This sickens me. Vigilanty justice is always unsettling. Onn the other hand, if the “FBI agent” was the parent of one of the victims of the men, as a parent, I would totall y understand it. Not condone it but get it.

If someone raped my three year old the only safe place for that man would be behind bars to protect him from this mother. I will kill anyone who hurts my children.

I realize I am moving the goal posts, but when I read that story, it was the first thing that popped into my head, that Mr. FBI was a family member of one of the murdered men’s victims.

 
Comment by txpublicdefender
2005-08-30 14:52:03

So, if someone raped your child, you would do something that could possibly send you to prison for years, thus leaving your child wtihout her mother to care for her? How does that make you a good parent?

 
Comment by Tom McKenna
2005-08-31 08:16:22

I’m with Mieke on that issue… if someone violated one of my children, knowing what I do about the “system,” I would seriously consider whacking the pervert… of course it would be temporary insanity or heat of passion or some such, and one of you outstanding defense attorneys could get me acquitted and feel better about it than if you had to defend the child molester I’d just killed.

I say all that only partly tongue in cheek. As I’ve said before, if you all are so outraged by this street justice, support stiffer (even mandatory) sentencing for these monsters. They’re getting killed because the system is not doing its job to 1) protect the public from these pervs, and 2) punish their crimes.

Good golly, I know you folks defend undesireables, but you can’t see that regular folks are repulsed by molesters and want them punished harshly?

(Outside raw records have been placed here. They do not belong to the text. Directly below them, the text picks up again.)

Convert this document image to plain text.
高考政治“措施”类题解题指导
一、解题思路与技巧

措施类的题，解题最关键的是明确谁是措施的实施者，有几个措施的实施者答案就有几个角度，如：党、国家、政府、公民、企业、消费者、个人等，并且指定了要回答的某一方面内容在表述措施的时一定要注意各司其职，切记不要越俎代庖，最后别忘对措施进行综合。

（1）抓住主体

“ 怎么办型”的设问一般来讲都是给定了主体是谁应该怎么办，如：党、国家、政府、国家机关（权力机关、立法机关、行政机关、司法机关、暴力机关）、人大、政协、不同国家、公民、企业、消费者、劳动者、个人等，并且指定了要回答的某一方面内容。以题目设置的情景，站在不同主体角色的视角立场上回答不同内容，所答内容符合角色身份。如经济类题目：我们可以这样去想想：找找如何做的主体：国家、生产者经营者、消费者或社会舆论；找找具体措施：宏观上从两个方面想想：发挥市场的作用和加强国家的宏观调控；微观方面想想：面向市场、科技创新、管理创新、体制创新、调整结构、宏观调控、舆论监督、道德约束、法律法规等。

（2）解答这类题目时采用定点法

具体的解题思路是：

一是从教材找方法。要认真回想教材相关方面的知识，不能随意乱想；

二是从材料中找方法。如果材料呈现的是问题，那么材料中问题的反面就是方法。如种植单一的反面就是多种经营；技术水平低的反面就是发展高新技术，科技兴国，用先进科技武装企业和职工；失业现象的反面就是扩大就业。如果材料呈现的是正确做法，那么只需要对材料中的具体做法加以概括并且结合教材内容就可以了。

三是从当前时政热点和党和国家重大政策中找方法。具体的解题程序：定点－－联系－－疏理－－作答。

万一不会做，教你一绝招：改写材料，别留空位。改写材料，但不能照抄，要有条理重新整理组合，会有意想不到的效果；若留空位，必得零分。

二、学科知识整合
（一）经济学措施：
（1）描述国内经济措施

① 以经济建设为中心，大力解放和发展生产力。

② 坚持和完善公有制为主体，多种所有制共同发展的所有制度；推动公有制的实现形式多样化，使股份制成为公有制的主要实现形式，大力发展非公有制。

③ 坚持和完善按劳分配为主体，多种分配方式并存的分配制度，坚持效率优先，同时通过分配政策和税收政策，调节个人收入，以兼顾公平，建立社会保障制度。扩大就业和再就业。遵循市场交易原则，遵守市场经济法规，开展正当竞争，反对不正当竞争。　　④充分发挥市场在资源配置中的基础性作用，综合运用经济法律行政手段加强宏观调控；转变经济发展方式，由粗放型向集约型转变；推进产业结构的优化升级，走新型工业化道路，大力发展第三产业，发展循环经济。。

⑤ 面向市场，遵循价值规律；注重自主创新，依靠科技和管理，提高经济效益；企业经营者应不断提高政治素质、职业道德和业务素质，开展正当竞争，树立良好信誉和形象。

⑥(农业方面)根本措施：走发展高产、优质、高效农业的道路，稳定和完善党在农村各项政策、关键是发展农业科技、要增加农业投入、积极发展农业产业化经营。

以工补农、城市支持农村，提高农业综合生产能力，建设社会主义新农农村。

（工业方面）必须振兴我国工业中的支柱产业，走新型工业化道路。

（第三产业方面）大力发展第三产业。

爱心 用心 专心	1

Time to take off the “lawyer” hat and get in touch with normal people.

 
Comment by Mieke
2005-08-31 16:20:23

Texas Public Defender,

I suspect you are not yet a parent.

What I mean is that despite my education and upper-middle class upbringing, the primal desire/ need to protect your child is overwhelming.

That’s my emotional response, intellectually I know the right thing to do would be to let “justice” be served, but man if I caught him in the act or could get my hands on him, I am fairly certain he’d be a dead man. I think there would be a reasonable arguement for heat of passion or insanity because I would in fact lose my mind if one of my babies was hurt or killed.

I am against the death penalty, but have no problem if Samantha Runion’s mother killed her five year old daughter’s torturer, rapist, murderer. None at all.

Also, I suspect you don’t have children.

 
Comment by Jim
2005-09-01 12:49:03

You’re right about the visceral emotional response the overwhelming majority of the public feels toward pedophiles. That is, of course, a terrible basis for a system of justice.

But no one seems overly concerned about the concept of vigilante justice. This country has a long and shameful history of vigilante justice and mob violence, much of it directed at sex crimes (as a mask for racism). Are we headed that way again? Its a pretty scary thought.

I think its incumbent upon all of us who work in the justice system to condemn this kind of activity, regardless of how “normal” a response that might be for a grief stricken parent. To me, such conduct carries echoes of the occasional justifications of the 9/11 hijackers printed in some newspapers afterward.

 
Comment by Tom McKenna
2005-09-02 08:59:53

So outraged parents who kill their kids’ molester are jihadists/terrorists? I don’t follow that “logic.” Your other red herring is the race card– the reality is the vast majority of these offenders are white and the vast majority of their victims are white. How is that like lynching black men for carrying on with grown white women?

Look, these few instances of “vigilante justice” pale in comparison to the scandal of molesters being put back into communities to reoffend. It’s fundamental that when government ceases to protect the citizens, the citizens will protect themselves.

 
Comment by Gideon
2005-09-02 10:00:17

Thoughtful points, all. What I cannot agree with is that this “vigilante justice” should be condoned. I can fully understand it and I would not be surprised if I felt similar emotions myself in a similar situation. However, there is a point when responsibility steps in. Is it a justification? We should leave that up to the justice system, for if you want to travel down the path of the rape/assault of one’s loved one as an excusable justification for the murder of another, I can very easily lead you down the path of economic depression as the justification for most of the petty crimes that we face on a daily basis.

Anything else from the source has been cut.